La foi dépasse la vie privée
La mission de l’Église est d’annoncer la Parole de Dieu et de promouvoir les valeurs spirituelles et éthiques dans la société. Elle rappelle que les succès de l’économie sont loin de combler les aspirations du cœur humain. Le concile Vatican II et les papes récents n’ont pas cessé d’inviter les catholiques à être des citoyens responsables et actifs. Dans l’exhortation La joie de l’Évangile, le pape François consacre plusieurs paragraphes à l’enseignement social de l’Église (182-221). Il affirme : « Personne ne peut exiger de nous que nous reléguions la religion dans la secrète intimité des personnes, sans aucune influence sur la vie sociale et nationale, sans se préoccuper de la santé des institutions de la société civile, sans s’exprimer sur les événements qui intéressent les citoyens » (183).
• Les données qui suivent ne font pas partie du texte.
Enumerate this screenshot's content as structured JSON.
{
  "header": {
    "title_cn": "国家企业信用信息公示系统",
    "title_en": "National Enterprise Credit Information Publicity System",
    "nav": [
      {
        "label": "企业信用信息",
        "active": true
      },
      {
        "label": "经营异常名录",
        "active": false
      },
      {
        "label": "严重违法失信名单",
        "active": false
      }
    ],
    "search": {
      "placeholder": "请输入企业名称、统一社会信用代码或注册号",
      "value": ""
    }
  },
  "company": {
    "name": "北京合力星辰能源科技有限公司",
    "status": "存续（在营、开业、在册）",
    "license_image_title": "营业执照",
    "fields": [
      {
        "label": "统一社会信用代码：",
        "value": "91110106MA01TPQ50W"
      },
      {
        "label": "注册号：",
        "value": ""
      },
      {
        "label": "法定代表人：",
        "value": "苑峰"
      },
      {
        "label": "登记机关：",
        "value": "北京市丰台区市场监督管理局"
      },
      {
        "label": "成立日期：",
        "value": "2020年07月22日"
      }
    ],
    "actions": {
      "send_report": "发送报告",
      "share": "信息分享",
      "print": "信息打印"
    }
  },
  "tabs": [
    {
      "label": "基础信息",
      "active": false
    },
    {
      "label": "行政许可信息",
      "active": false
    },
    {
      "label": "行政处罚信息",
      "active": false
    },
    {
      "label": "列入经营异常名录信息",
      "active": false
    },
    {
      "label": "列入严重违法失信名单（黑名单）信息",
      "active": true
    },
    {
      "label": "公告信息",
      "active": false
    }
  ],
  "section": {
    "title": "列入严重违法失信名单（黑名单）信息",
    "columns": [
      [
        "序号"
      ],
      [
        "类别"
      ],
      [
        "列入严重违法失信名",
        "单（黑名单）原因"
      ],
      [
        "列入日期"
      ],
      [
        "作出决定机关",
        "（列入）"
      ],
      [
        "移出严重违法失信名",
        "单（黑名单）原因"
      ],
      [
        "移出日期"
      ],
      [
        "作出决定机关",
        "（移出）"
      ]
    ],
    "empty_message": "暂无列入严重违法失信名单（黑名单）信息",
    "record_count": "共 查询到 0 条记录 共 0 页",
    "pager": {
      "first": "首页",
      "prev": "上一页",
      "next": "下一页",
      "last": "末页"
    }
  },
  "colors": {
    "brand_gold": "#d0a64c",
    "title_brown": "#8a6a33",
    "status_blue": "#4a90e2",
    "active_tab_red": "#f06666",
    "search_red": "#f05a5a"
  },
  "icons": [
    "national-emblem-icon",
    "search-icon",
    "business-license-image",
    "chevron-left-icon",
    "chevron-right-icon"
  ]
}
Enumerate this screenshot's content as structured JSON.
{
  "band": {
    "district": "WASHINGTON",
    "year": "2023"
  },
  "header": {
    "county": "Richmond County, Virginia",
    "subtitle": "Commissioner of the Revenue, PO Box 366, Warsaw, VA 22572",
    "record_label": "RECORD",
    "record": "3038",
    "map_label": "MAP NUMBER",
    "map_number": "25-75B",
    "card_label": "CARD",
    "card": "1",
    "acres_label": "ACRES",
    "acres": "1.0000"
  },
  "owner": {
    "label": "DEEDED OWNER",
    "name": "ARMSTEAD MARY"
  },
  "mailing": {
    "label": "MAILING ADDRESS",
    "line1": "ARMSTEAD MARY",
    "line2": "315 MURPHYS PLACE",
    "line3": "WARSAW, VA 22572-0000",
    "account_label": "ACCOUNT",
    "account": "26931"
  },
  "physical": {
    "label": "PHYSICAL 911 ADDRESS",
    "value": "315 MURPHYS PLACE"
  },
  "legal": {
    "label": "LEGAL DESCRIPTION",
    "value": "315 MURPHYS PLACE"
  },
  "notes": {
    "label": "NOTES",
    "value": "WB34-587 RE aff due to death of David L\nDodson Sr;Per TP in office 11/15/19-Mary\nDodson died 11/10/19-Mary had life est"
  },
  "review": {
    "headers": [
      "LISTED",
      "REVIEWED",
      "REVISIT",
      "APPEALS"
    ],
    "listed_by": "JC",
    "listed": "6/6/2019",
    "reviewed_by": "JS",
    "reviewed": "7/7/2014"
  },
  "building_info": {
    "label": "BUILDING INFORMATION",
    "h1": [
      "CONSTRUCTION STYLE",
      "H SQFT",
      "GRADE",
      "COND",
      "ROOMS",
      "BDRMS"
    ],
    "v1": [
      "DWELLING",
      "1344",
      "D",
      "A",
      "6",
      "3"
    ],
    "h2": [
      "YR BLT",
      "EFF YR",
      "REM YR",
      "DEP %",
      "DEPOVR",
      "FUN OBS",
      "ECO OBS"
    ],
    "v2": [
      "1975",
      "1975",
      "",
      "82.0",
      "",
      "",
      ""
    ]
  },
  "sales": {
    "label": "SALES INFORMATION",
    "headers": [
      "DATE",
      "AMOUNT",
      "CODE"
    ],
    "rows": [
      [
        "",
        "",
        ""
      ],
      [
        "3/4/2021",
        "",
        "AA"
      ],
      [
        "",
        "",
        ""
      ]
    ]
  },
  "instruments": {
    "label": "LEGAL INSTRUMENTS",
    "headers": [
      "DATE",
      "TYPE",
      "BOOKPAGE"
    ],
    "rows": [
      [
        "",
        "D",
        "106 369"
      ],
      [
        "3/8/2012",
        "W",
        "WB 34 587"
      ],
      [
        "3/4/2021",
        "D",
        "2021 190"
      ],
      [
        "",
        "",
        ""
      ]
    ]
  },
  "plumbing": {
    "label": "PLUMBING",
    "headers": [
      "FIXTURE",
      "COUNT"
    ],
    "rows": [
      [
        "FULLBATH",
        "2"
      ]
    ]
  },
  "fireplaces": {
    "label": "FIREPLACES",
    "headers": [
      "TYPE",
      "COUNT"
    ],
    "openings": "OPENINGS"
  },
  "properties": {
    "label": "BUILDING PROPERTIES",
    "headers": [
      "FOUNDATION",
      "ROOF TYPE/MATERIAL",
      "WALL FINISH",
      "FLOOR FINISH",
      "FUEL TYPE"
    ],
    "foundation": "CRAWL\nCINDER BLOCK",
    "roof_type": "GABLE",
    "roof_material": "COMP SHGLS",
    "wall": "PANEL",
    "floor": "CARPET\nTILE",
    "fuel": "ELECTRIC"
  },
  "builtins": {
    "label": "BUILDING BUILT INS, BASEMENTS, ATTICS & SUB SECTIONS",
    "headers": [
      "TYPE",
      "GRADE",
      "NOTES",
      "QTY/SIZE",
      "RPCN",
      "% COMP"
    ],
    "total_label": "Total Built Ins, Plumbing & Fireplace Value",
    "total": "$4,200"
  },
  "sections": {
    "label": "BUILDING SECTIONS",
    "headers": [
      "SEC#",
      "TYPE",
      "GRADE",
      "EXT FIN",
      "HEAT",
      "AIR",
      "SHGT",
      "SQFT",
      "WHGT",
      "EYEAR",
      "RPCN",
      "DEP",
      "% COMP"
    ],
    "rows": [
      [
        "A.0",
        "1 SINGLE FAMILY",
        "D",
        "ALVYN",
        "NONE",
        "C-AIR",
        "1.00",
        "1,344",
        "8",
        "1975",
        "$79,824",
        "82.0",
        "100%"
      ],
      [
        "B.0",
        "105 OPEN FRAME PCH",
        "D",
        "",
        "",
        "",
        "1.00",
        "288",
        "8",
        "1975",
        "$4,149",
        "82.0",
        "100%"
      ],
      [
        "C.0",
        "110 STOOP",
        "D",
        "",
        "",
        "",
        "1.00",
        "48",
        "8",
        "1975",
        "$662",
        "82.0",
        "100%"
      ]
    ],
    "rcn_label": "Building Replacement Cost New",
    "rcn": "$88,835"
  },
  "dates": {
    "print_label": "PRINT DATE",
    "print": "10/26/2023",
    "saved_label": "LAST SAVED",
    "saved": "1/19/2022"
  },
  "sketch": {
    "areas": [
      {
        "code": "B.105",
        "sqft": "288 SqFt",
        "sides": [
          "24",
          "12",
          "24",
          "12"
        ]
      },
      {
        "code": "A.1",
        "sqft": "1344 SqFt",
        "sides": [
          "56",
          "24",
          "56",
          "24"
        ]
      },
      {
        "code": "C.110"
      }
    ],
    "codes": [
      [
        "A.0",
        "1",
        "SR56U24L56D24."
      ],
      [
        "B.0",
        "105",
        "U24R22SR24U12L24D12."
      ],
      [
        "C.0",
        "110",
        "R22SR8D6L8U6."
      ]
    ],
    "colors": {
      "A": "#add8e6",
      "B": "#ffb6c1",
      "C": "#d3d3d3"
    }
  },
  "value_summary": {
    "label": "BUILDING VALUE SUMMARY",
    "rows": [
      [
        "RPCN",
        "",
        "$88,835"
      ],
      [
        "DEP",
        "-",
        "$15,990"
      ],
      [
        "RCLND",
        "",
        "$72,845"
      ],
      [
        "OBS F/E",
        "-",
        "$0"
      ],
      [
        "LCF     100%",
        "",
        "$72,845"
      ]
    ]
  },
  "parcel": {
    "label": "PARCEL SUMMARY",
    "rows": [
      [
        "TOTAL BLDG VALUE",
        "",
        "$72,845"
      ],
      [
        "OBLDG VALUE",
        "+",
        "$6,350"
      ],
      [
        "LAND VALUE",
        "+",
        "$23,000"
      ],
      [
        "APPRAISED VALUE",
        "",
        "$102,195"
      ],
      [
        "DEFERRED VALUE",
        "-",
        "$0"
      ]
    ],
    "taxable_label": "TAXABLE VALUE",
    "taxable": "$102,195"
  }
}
Or, l’engagement dans une société démocratique se concrétise par l’intérêt porté aux enjeux politiques et par l’expression de ses convictions et choix à l’occasion des élections.
À la lumière de l’Évangile
La foi chrétienne ne propose pas des solutions aux problèmes concrets de la politique et de l’économie. Elle laisse aux croyants et croyantes la responsabilité de penser et d’agir. Tout en étant éclairés par l’Évangile et par l’Église, les citoyens et les citoyennes doivent tenir compte de la complexité des situations et du pluralisme culturel et religieux dans les cadres d’une démocratie. Nous ne vivons plus en chrétienté, mais nous sommes appelés à vivre l’Évangile dans une société où les manières de penser et de vivre sont différentes de celles du passé et de plus en plus diversifiées. C’est à l’intérieur de la société moderne que nous avons la responsabilité de témoigner de Jésus qui invite à se soucier des démunis d’ici ou d’ailleurs et à promouvoir justice, partage des richesses et respect des personnes. Ces appels de l’Évangile éclairent nos choix politiques qui déterminent l’organisation de la société, ses lois et son gouvernement.
Pour qui voter?
N’attendons pas des directives de la part des autorités de l’Église. Écoutons dans nos consciences la voix toujours actuelle de l’Évangile, les cris des pauvres et des exclus, les appels des enjeux économiques et sociaux devenus très complexes. Par son vote, il revient à chacun et chacune de nous de mettre en place le gouvernement capable de bâtir un monde meilleur et plus juste qui, seul, a un avenir prometteur.